Arlington officials will soon allow dockless vehicle companies to operate up to 750 electric scooters and bikes in the county over the next nine months, reversing earlier plans to set a much lower cap on the vehicles as part of a new pilot project.
Starting next week, companies will be able to participate in the “demonstration project” the County Board unanimously approved Tuesday. While an earlier version of the program called for a cap of 350 vehicles per company, the Board ultimately opted for a much larger limit over concerns that a smaller cap would stymie the success of the dockless vehicle firms.
Bird first dropped its scooters in the county in June, becoming the first company to cross from D.C. into Arlington, but that move caught county officials a bit flat-footed. Arlington decided against retaliatory action on that front, choosing instead to launch the nine-month pilot to better evaluate how it manages the bikes and scooters going forward.
“I’m really proud that we’re not going to react to this major change to our transportation network in a kneejerk way,” said Board Chair Katie Cristol. “We’re going to do it through data.”
The program will set some new standards on dockless companies, forcing them to pay $8,000 for a permit to participate, post a “surety bond” in case they go out of business and share ridership data with the county. It will also require them to remove an improperly parked bike or scooter within one hour from 8 a.m. to 9 p.m. each day.

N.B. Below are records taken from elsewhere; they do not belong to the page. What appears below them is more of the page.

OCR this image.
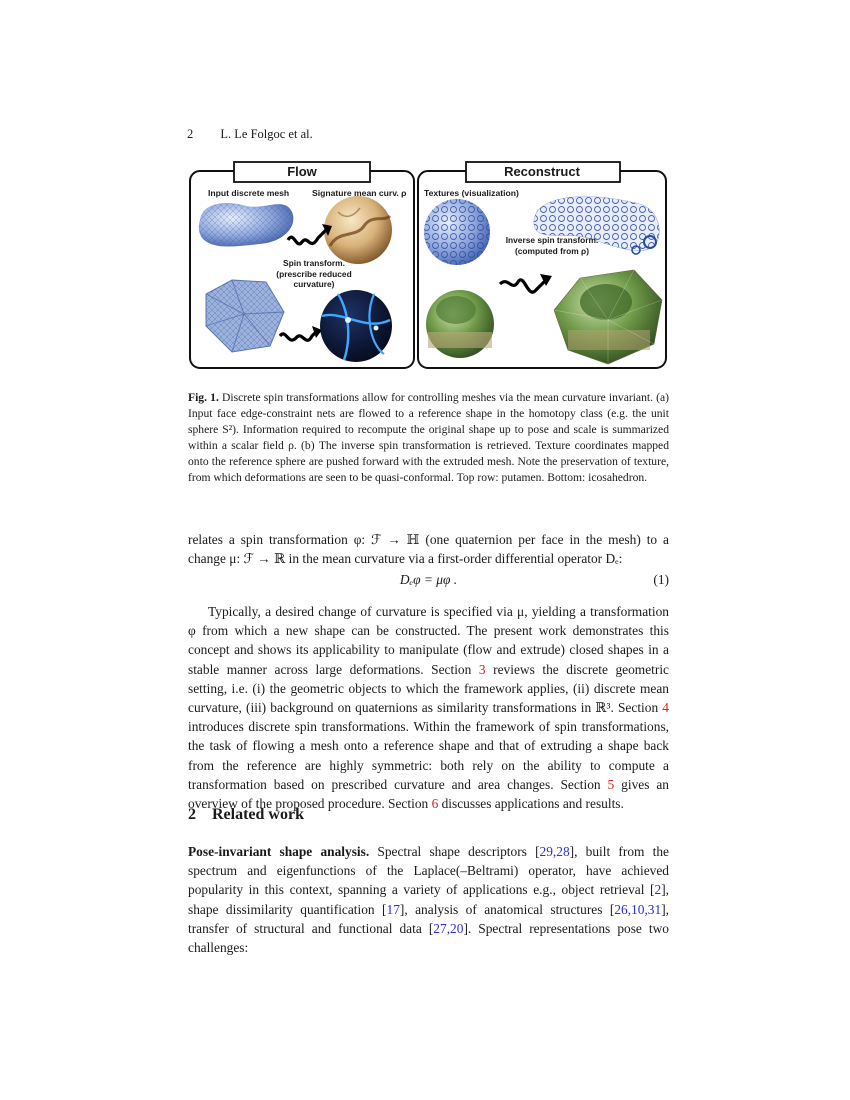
2 L. Le Folgoc et al.
Flow	Reconstruct
Input discrete mesh	Signature mean curv. ρ
Spin transform.
(prescribe reduced
curvature)
Textures (visualization)
Inverse spin transform.
(computed from ρ)
Fig. 1. Discrete spin transformations allow for controlling meshes via the mean curvature invariant. (a) Input face edge-constraint nets are flowed to a reference shape in the homotopy class (e.g. the unit sphere S²). Information required to recompute the original shape up to pose and scale is summarized within a scalar field ρ. (b) The inverse spin transformation is retrieved. Texture coordinates mapped onto the reference sphere are pushed forward with the extruded mesh. Note the preservation of texture, from which deformations are seen to be quasi-conformal. Top row: putamen. Bottom: icosahedron.
relates a spin transformation φ: ℱ → ℍ (one quaternion per face in the mesh) to a change μ: ℱ → ℝ in the mean curvature via a first-order differential operator Dₑ:
Dₑφ = μφ .	(1)
Typically, a desired change of curvature is specified via μ, yielding a transformation φ from which a new shape can be constructed. The present work demonstrates this concept and shows its applicability to manipulate (flow and extrude) closed shapes in a stable manner across large deformations. Section 3 reviews the discrete geometric setting, i.e. (i) the geometric objects to which the framework applies, (ii) discrete mean curvature, (iii) background on quaternions as similarity transformations in ℝ³. Section 4 introduces discrete spin transformations. Within the framework of spin transformations, the task of flowing a mesh onto a reference shape and that of extruding a shape back from the reference are highly symmetric: both rely on the ability to compute a transformation based on prescribed curvature and area changes. Section 5 gives an overview of the proposed procedure. Section 6 discusses applications and results.
2 Related work
Pose-invariant shape analysis. Spectral shape descriptors [29,28], built from the spectrum and eigenfunctions of the Laplace(–Beltrami) operator, have achieved popularity in this context, spanning a variety of applications e.g., object retrieval [2], shape dissimilarity quantification [17], analysis of anatomical structures [26,10,31], transfer of structural and functional data [27,20]. Spectral representations pose two challenges:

But the top issue the Board hopes to suss out as part of the pilot is just how many dockless vehicles Arlington can realistically handle.
Cameron Kilberg, senior manager of government affairs for Bird, told the Board that her company already had 500 scooters in the county, with each one averaging roughly three trips per day. County staff initially only expected to allow companies to reach the 350 vehicle cap if they could demonstrate a six-trip average per day, strictures Kilberg warned would hurt Bird’s ability to operate in Arlington. The county’s Transportation Commission also urged against the lower cap in a letter to the Board.
Some dockless companies have already pulled out of D.C., citing the city’s 400 vehicle cap, and the Board feared a similar development in Arlington if they mirrored that approach.
“What would be the goals of a pilot coming in at a scale lower than what you’re actually seeing on the ground?” said Vice Chair Christian Dorsey.
Even still, transportation staffers told the Board that they’re wary of just how many vehicles could show up in the county all at once.
For instance, commuter services bureau chief Jim Larsen pointed out that Skip, another dockless company operating in D.C., told him that they envision deploying 500 vehicles to the county right away in the near future. He added that he foresees as many as 10 companies applying as part of the new pilot program, meaning the county would soon be awash in thousands of the vehicles.
“Those jurisdictions that don’t have a cap have run into problems, and in some cases have had to entirely pull back, pull all the devices off the market and start over,” said county transportation chief Dennis Leach. “We don’t feel that’s a good way to move forward.”
Yet Board member Erik Gutshall pointed out that if the 350-vehicle cap forced companies to leave the county, “we could find ourselves midway through the pilot, and our hands are tied.” That’s why the Board ultimately decided to allow dockless companies to immediately deploy 350 bikes and scooters, then apply for an increase of 50 vehicles each month over the duration of the pilot, so long as they can prove they’re being ridden three times each day.
Dorsey added that an increase in the number of scooters and bikes might also force companies to deploy the vehicles beyond just the heavily trafficked Rosslyn-Ballston corridor, which he deemed an “equity issue.”
“I’d hope with this more permissive approach, we can get these companies really thinking about how they deploy on Columbia Pike, Lee Highway, Shirlington, all these areas not served by the multiplicity of modes on the R-B corridor,” Dorsey said.
Gutshall even proposed someday moving to a “free for all” approach, where the county would require companies to “draw down” if they can’t provide data demonstrating they’re hitting a target number of trips per day. Dorsey even suggested setting a cap on the total number of vehicles in the county, then putting forth some sort of competitive bidding process for companies looking to meet that demand.
The new policy also bans people from riding the scooters on sidewalks and county trails — staff believes the county would need to pass a new ordinance to allow them on the trails, yet lacks the authority to do so under state law — and caps their speed limit at 10 miles per hour.
Kilberg suggested changing both provisions, particularly the speed limit, as the company’s scooters are currently capped at 15 miles per hour.
“Most people aren’t going 15… and if you’re only using them on the street, you’re competing with other cars,” Kilberg said.
But any of those proposed changes would only come once the county gets a chance to evaluate the results of the pilot, Cristol said. County staff plans to collect data from the companies on the scooters and bikes, and gather comments from the community to gauge how the dockless vehicles are working in practice.
“We want complaints, commendations, to know if you’re enjoying the program, or possibly not,” said Paul DeMaio, the pilot program’s manager.